"Desseguir", descurtir e cancelar não estão sendo uma atitude presente apenas nas redes sociais, mas, sobretudo, no nosso cotidiano. Passamos a cancelar aquele que pensa diferente, o que não faz parte das minhas crenças ou das minhas convicções, por exemplo. O que isso tudo quer dizer? Por qual motivo isso vem acontecendo? Onde iremos parar?
No dicionário, a palavra cancelar quer dizer eliminar ou riscar para tornar sem efeito. É exatamente isso que a cultura do cancelamento da web propõe. Basta que uma pessoa, pública ou não (apesar de os famosos serem as principais vítimas), faça algo errado para que as propostas de cancelamento comecem a surgir. No Brasil, nomes como o do humorista e influencer Carlinhos Maia, do funkeiro MC Gui, da cantora Anitta e do cantor Nego do Borel já apareceram entre os cancelados. Bullying, preconceito, homofobia e transfobia foram os motivos que os levaram ao boicote do público.

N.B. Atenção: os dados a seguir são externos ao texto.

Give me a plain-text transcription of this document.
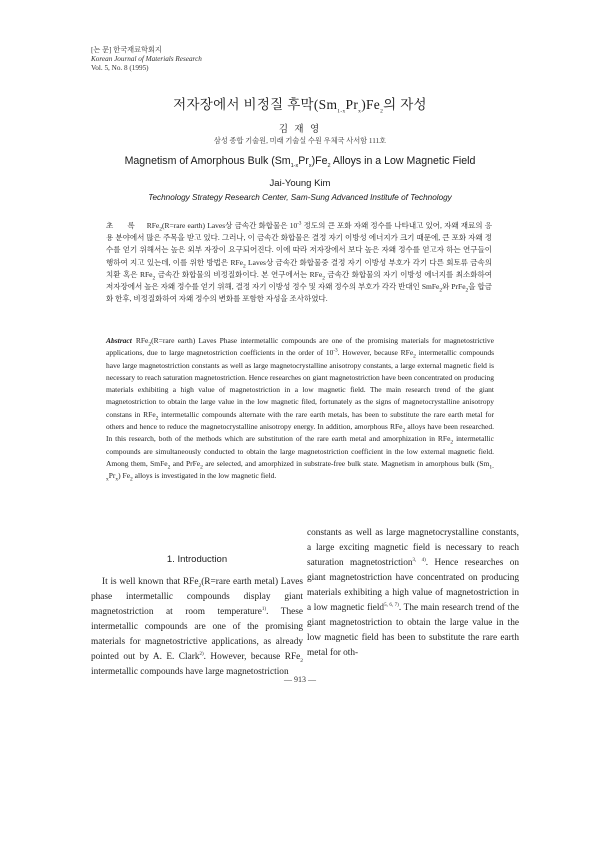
[논 문] 한국재료학회지
Korean Journal of Materials Research
Vol. 5, No. 8 (1995)
저자장에서 비정질 후막$(Sm_{1-x}Pr_x)Fe_2$의 자성
김 재 영
삼성 종합 기술원, 미래 기술실 수원 우체국 사서함 111호
Magnetism of Amorphous Bulk $(Sm_{1-x}Pr_x)Fe_2$ Alloys in a Low Magnetic Field
Jai-Young Kim
Technology Strategy Research Center, Sam-Sung Advanced Institufe of Technology
초 록 RFe$_2$(R=rare earth) Laves상 금속간 화합물은 $10^{-3}$ 정도의 큰 포화 자왜 정수를 나타내고 있어, 자왜 재료의 응용 분야에서 많은 주목을 받고 있다. 그러나, 이 금속간 화합물은 결정 자기 이방성 에너지가 크기 때문에, 큰 포화 자왜 정수를 얻기 위해서는 높은 외부 자장이 요구되어진다. 이에 따라 저자장에서 보다 높은 자왜 정수를 얻고자 하는 연구들이 행하여 지고 있는데, 이를 위한 방법은 RFe$_2$ Laves상 금속간 화합물중 결정 자기 이방성 부호가 각기 다른 회토류 금속의 치환 혹은 RFe$_2$ 금속간 화합물의 비정질화이다. 본 연구에서는 RFe$_2$ 금속간 화합물의 자기 이방성 에너지를 최소화하여 저자장에서 높은 자왜 정수를 얻기 위해, 결정 자기 이방성 정수 및 자왜 정수의 부호가 각각 반대인 SmFe$_2$와 PrFe$_2$을 합금화 한후, 비정질화하여 자왜 정수의 변화를 포함한 자성을 조사하였다.
Abstract RFe$_2$(R=rare earth) Laves Phase intermetallic compounds are one of the promising materials for magnetostrictive applications, due to large magnetostriction coefficients in the order of $10^{-3}$. However, because RFe$_2$ intermetallic compounds have large magnetostriction constants as well as large magnetocrystalline anisotropy constants, a large external magnetic field is necessary to reach saturation magnetostriction. Hence researches on giant magnetostriction have been concentrated on producing materials exhibiting a high value of magnetostriction in a low magnetic field. The main research trend of the giant magnetostriction to obtain the large value in the low magnetic filed, fortunately as the signs of magnetocrystalline anisotropy constans in RFe$_2$ intermetallic compounds alternate with the rare earth metals, has been to substitute the rare earth metal for others and hence to reduce the magnetocrystalline anisotropy energy. In addition, amorphous RFe$_2$ alloys have been researched. In this research, both of the methods which are substitution of the rare earth metal and amorphization in RFe$_2$ intermetallic compounds are simultaneously conducted to obtain the large magnetostriction coefficient in the low external magnetic field. Among them, SmFe$_2$ and PrFe$_2$ are selected, and amorphized in substrate-free bulk state. Magnetism in amorphous bulk $(Sm_{1-x}Pr_x)$ $Fe_2$ alloys is investigated in the low magnetic field.
1. Introduction
It is well known that RFe$_2$(R=rare earth metal) Laves phase intermetallic compounds display giant magnetostriction at room temperature$^{1)}$. These intermetallic compounds are one of the promising materials for magnetostrictive applications, as already pointed out by A. E. Clark$^{2)}$. However, because RFe$_2$ intermetallic compounds have large magnetostriction
constants as well as large magnetocrystalline constants, a large exciting magnetic field is necessary to reach saturation magnetostriction$^{3, 4)}$. Hence researches on giant magnetostriction have concentrated on producing materials exhibiting a high value of magnetostriction in a low magnetic field$^{5, 6, 7)}$. The main research trend of the giant magnetostriction to obtain the large value in the low magnetic field has been to substitute the rare earth metal for oth-
— 913 —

O cancelamento surge de um incômodo que nasce dentro da pessoa, mas que sempre se projeta no outro. No outro é que é tachado o certo ou o errado pelo tribunal justiceiro das redes, e logo em minutos uma campanha viraliza para cancelar o sujeito que incomodou o outro, ou possui um conceito de certo ou errado apenas diferente.
Freud lança luz sobre esse assunto: “a projeção é um mecanismo de defesa psicológica em que determinada pessoa 'projeta' seus próprios pensamentos, motivações, desejos e sentimentos indesejáveis numa ou mais pessoas”. O que me revolta, me repudia no outro, é aquilo que de alguma forma está dentro de mim.
Isso tudo vem acontecendo primeiro pelo espaço que as redes sociais instigaram nas pessoas a responderem: o que você está pensando? O que está acontecendo com você? Quem não se recorda dessas perguntinhas na caixa de postagem do Facebook? Elas fizeram nascer, a partir das carências do ser curtido, do ser afagado com comentários, pessoas diferentes.
Assim, os likes confirmaram as emoções e convicções, tivemos espaço para expor tudo e enraizar nossas convicções. E a partir dessas convicções os algoritmos começaram a me entender e a me agradar, mostrando apenas aquilo que eu acho certo, o que eu acredito mais, e assim por diante.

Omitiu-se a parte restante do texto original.